Of the 50 highest peaks in the Alps above 4000 Meters (13120 ft), 12 Peaks are located in the heavily glaciated Monte Rosa Massif, also often referred to as the "Queen of the Alps".
Thanks to a network of very high alpine huts and the moderate technical character of the peak ascents, this traverse tackles 10 of these majestic peaks in only 6 days - assuming a good amount of fitness in legs and lungs and some previous experience with crampons and ice axe. The rewards are incredible views of the Valaisan Alps with the neighboring Matterhorn and good Italian food and wines in the huts. Although the start and ending point of this traverse is the famous Swiss mountain village of Zermatt, most of the trip will be spent on the "sunny" Italian side of the range. A fascinating traverse with many highpoints that will keep you in glaciated terrain for the entire week!
Optional:With the Monte Rosa Traverse under your belt and a good acclimatization effect to your advantage, why not add an additional two days to your trip to climb the Matterhorn (4477 Meter, 14685 ft) or Europe's highest peak, the Mont Blanc (4806 Meters, 15765 ft).

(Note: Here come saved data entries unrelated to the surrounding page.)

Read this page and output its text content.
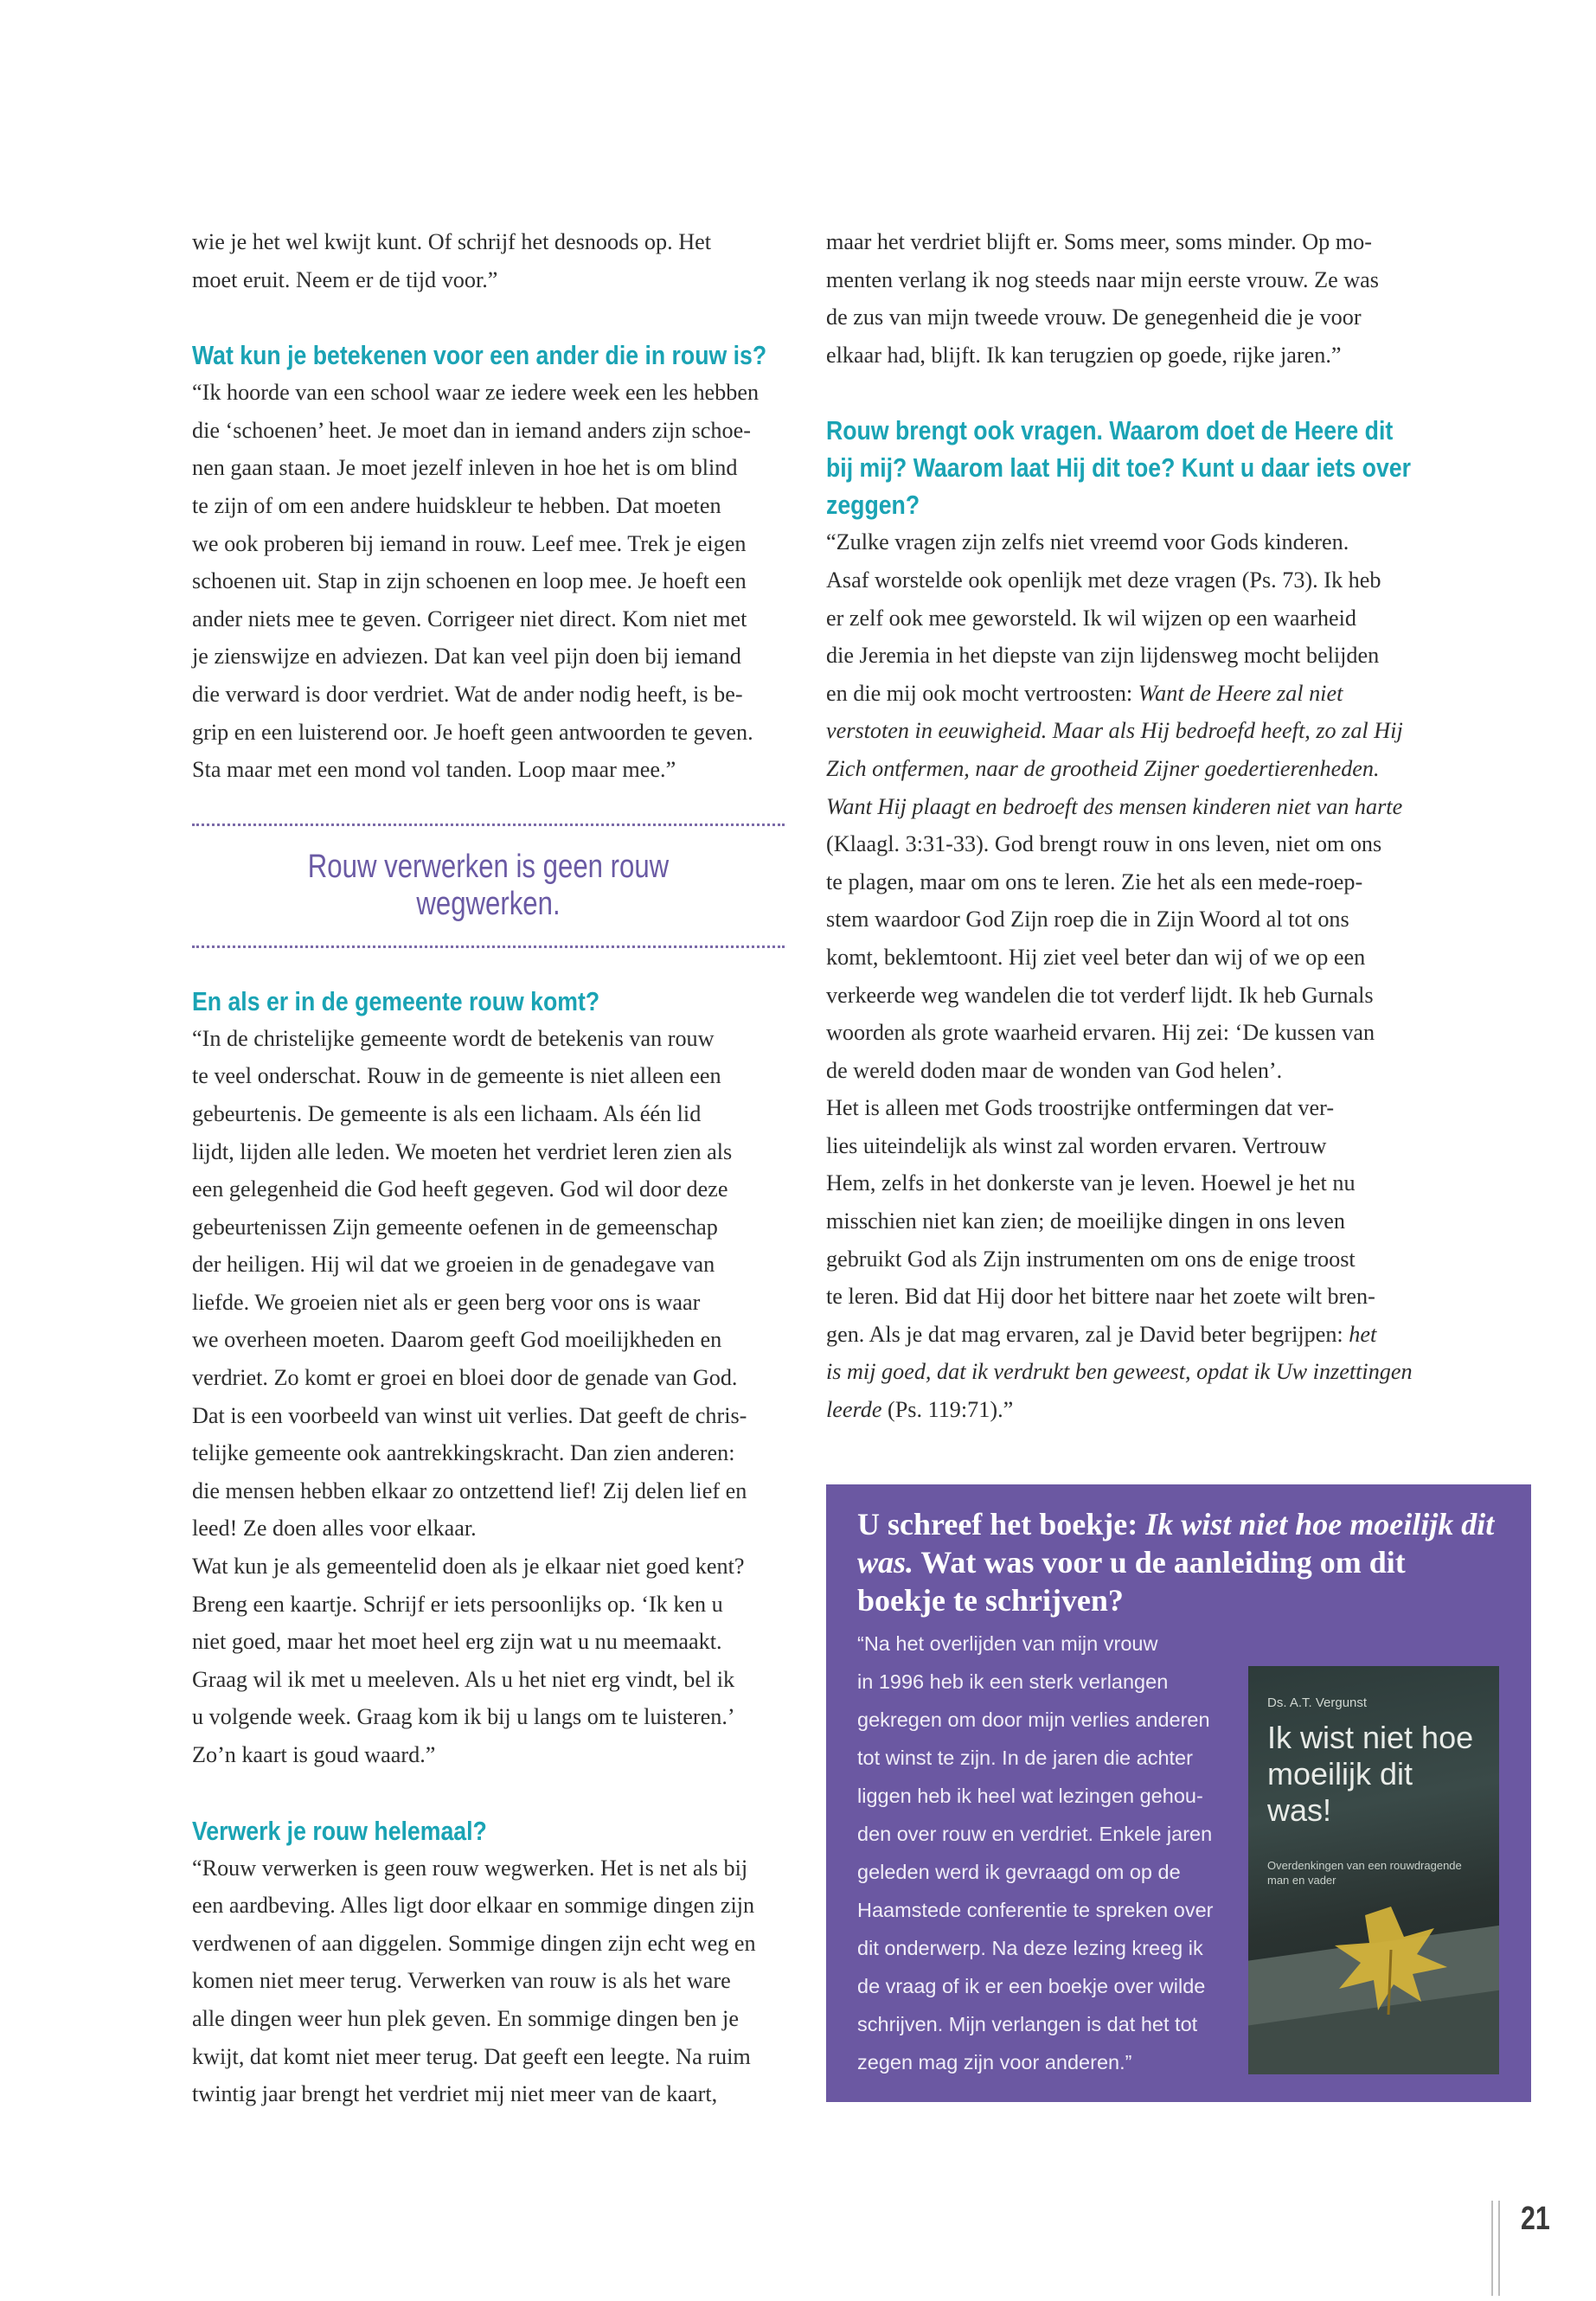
wie je het wel kwijt kunt. Of schrijf het desnoods op. Het

moet eruit. Neem er de tijd voor.”

Wat kun je betekenen voor een ander die in rouw is?

“Ik hoorde van een school waar ze iedere week een les hebben

die ‘schoenen’ heet. Je moet dan in iemand anders zijn schoe-

nen gaan staan. Je moet jezelf inleven in hoe het is om blind

te zijn of om een andere huidskleur te hebben. Dat moeten

we ook proberen bij iemand in rouw. Leef mee. Trek je eigen

schoenen uit. Stap in zijn schoenen en loop mee. Je hoeft een

ander niets mee te geven. Corrigeer niet direct. Kom niet met

je zienswijze en adviezen. Dat kan veel pijn doen bij iemand

die verward is door verdriet. Wat de ander nodig heeft, is be-

grip en een luisterend oor. Je hoeft geen antwoorden te geven.

Sta maar met een mond vol tanden. Loop maar mee.”

Rouw verwerken is geen rouw wegwerken.
En als er in de gemeente rouw komt?

“In de christelijke gemeente wordt de betekenis van rouw

te veel onderschat. Rouw in de gemeente is niet alleen een

gebeurtenis. De gemeente is als een lichaam. Als één lid

lijdt, lijden alle leden. We moeten het verdriet leren zien als

een gelegenheid die God heeft gegeven. God wil door deze

gebeurtenissen Zijn gemeente oefenen in de gemeenschap

der heiligen. Hij wil dat we groeien in de genadegave van

liefde. We groeien niet als er geen berg voor ons is waar

we overheen moeten. Daarom geeft God moeilijkheden en

verdriet. Zo komt er groei en bloei door de genade van God.

Dat is een voorbeeld van winst uit verlies. Dat geeft de chris-

telijke gemeente ook aantrekkingskracht. Dan zien anderen:

die mensen hebben elkaar zo ontzettend lief! Zij delen lief en

leed! Ze doen alles voor elkaar.

Wat kun je als gemeentelid doen als je elkaar niet goed kent?

Breng een kaartje. Schrijf er iets persoonlijks op. ‘Ik ken u

niet goed, maar het moet heel erg zijn wat u nu meemaakt.

Graag wil ik met u meeleven. Als u het niet erg vindt, bel ik

u volgende week. Graag kom ik bij u langs om te luisteren.’

Zo’n kaart is goud waard.”

Verwerk je rouw helemaal?

“Rouw verwerken is geen rouw wegwerken. Het is net als bij

een aardbeving. Alles ligt door elkaar en sommige dingen zijn

verdwenen of aan diggelen. Sommige dingen zijn echt weg en

komen niet meer terug. Verwerken van rouw is als het ware

alle dingen weer hun plek geven. En sommige dingen ben je

kwijt, dat komt niet meer terug. Dat geeft een leegte. Na ruim

twintig jaar brengt het verdriet mij niet meer van de kaart,

maar het verdriet blijft er. Soms meer, soms minder. Op mo-

menten verlang ik nog steeds naar mijn eerste vrouw. Ze was

de zus van mijn tweede vrouw. De genegenheid die je voor

elkaar had, blijft. Ik kan terugzien op goede, rijke jaren.”

Rouw brengt ook vragen. Waarom doet de Heere dit
bij mij? Waarom laat Hij dit toe? Kunt u daar iets over
zeggen?

“Zulke vragen zijn zelfs niet vreemd voor Gods kinderen.

Asaf worstelde ook openlijk met deze vragen (Ps. 73). Ik heb

er zelf ook mee geworsteld. Ik wil wijzen op een waarheid

die Jeremia in het diepste van zijn lijdensweg mocht belijden

en die mij ook mocht vertroosten: Want de Heere zal niet

verstoten in eeuwigheid. Maar als Hij bedroefd heeft, zo zal Hij

Zich ontfermen, naar de grootheid Zijner goedertierenheden.

Want Hij plaagt en bedroeft des mensen kinderen niet van harte

(Klaagl. 3:31-33). God brengt rouw in ons leven, niet om ons

te plagen, maar om ons te leren. Zie het als een mede-roep-

stem waardoor God Zijn roep die in Zijn Woord al tot ons

komt, beklemtoont. Hij ziet veel beter dan wij of we op een

verkeerde weg wandelen die tot verderf lijdt. Ik heb Gurnals

woorden als grote waarheid ervaren. Hij zei: ‘De kussen van

de wereld doden maar de wonden van God helen’.

Het is alleen met Gods troostrijke ontfermingen dat ver-

lies uiteindelijk als winst zal worden ervaren. Vertrouw

Hem, zelfs in het donkerste van je leven. Hoewel je het nu

misschien niet kan zien; de moeilijke dingen in ons leven

gebruikt God als Zijn instrumenten om ons de enige troost

te leren. Bid dat Hij door het bittere naar het zoete wilt bren-

gen. Als je dat mag ervaren, zal je David beter begrijpen: het

is mij goed, dat ik verdrukt ben geweest, opdat ik Uw inzettingen

leerde (Ps. 119:71).”

U schreef het boekje: Ik wist niet hoe moeilijk dit was. Wat was voor u de aanleiding om dit boekje te schrijven?
“Na het overlijden van mijn vrouw
in 1996 heb ik een sterk verlangen
gekregen om door mijn verlies anderen
tot winst te zijn. In de jaren die achter
liggen heb ik heel wat lezingen gehou-
den over rouw en verdriet. Enkele jaren
geleden werd ik gevraagd om op de
Haamstede conferentie te spreken over
dit onderwerp. Na deze lezing kreeg ik
de vraag of ik er een boekje over wilde
schrijven. Mijn verlangen is dat het tot
zegen mag zijn voor anderen.”
Ds. A.T. Vergunst
Ik wist niet hoe moeilijk dit was!
Overdenkingen van een rouwdragende man en vader
21
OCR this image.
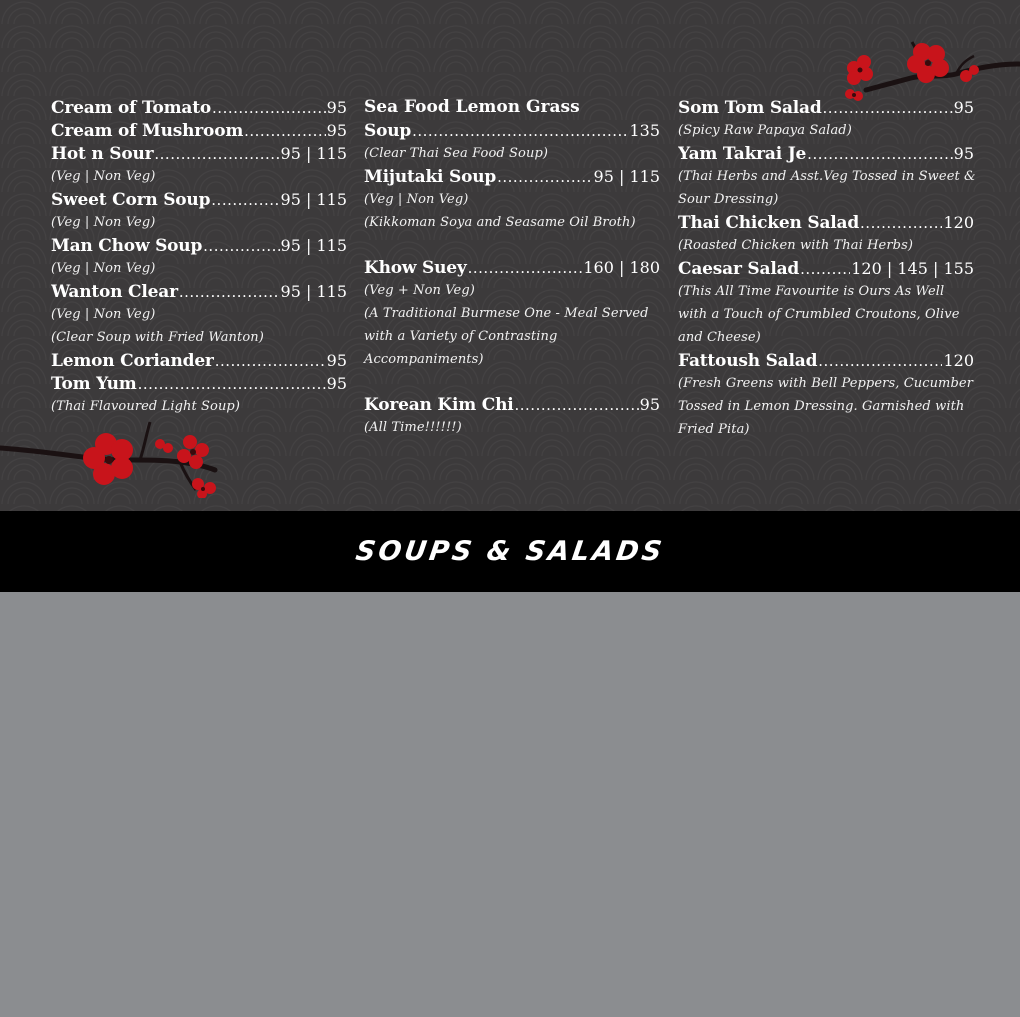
Cream of Tomato .....	95
Cream of Mushroom .....	95
Hot n Sour .....	95 | 115
(Veg | Non Veg)
Sweet Corn Soup .....	95 | 115
(Veg | Non Veg)
Man Chow Soup .....	95 | 115
(Veg | Non Veg)
Wanton Clear .....	95 | 115
(Veg | Non Veg)
(Clear Soup with Fried Wanton)
Lemon Coriander .....	95
Tom Yum .....	95
(Thai Flavoured Light Soup)
Sea Food Lemon Grass
Soup .....	135
(Clear Thai Sea Food Soup)
Mijutaki Soup .....	95 | 115
(Veg | Non Veg)
(Kikkoman Soya and Seasame Oil Broth)
Khow Suey .....	160 | 180
(Veg + Non Veg)
(A Traditional Burmese One - Meal Served
with a Variety of Contrasting
Accompaniments)
Korean Kim Chi .....	95
(All Time!!!!!!)
Som Tom Salad .....	95
(Spicy Raw Papaya Salad)
Yam Takrai Je .....	95
(Thai Herbs and Asst.Veg Tossed in Sweet &
Sour Dressing)
Thai Chicken Salad .....	120
(Roasted Chicken with Thai Herbs)
Caesar Salad .....	120 | 145 | 155
(This All Time Favourite is Ours As Well
with a Touch of Crumbled Croutons, Olive
and Cheese)
Fattoush Salad .....	120
(Fresh Greens with Bell Peppers, Cucumber
Tossed in Lemon Dressing. Garnished with
Fried Pita)
SOUPS & SALADS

On a custom trip basis, we also offer a similar traverse of the same range that includes more technical summits, including the Pointe Dufour, with 4670 Meters the second highest summit in the Alps!
Difficulty: Up to 10 hrs/day; Exposed Ridges; 40 deg. Ice/Snow; Frontpointing; Crevassed Glaciers.
Can I do it?
This is a classic high alpine mountaineering traverse with moderately difficult, glaciated peak ascents - previous experience with crampons and ice axe (or an additional training day before the beginning of this trip) as well as very good physical endurance for up to 10 hour mountaineering days with early starts every day are required. Since you will be spending 6 days between 3500 meters (11500 ft) and 4550 meters (15000 ft), you should be able to adapt well to altitude - previous experience in high altitude is advantageous!
Optional Ascent of the Matterhorn via Hornli Ridge:(two additional days):
The Matterhorn ascent is technically much more difficult than the Monte Rosa Peaks Traverse and requires a client to guide ratio of 1:1. The Hornli Ridge (Normal Route) is largely a rock scramble with a few sections of grade 5.6. In the upper section the ridge becomes steeper and fixed ropes facilitate the climb. Cost are US$ 1330 per client, which includes the guide's fee, return cable car to the Schwarzsee, and lodging with all meals in the hut. Please note that the lodging in the valley before and after the two day ascent is not included. On request, we can quote you an all-inclusive price according to your lodging preferences.
On the first day of the itinerary in Zermatt. We gladly assist in organizing any pre/post trip lodging and/or airport transfers.
Climate, Weather, Temperatures:
High season for all mountaineering in the western Alps is mid-July through August, mainly due to the stable weather that time of the year. Day time temperatures can vary between 30C (86F) in the valleys to -10C (14F) on clear mornings, when we start our day from a high level hut.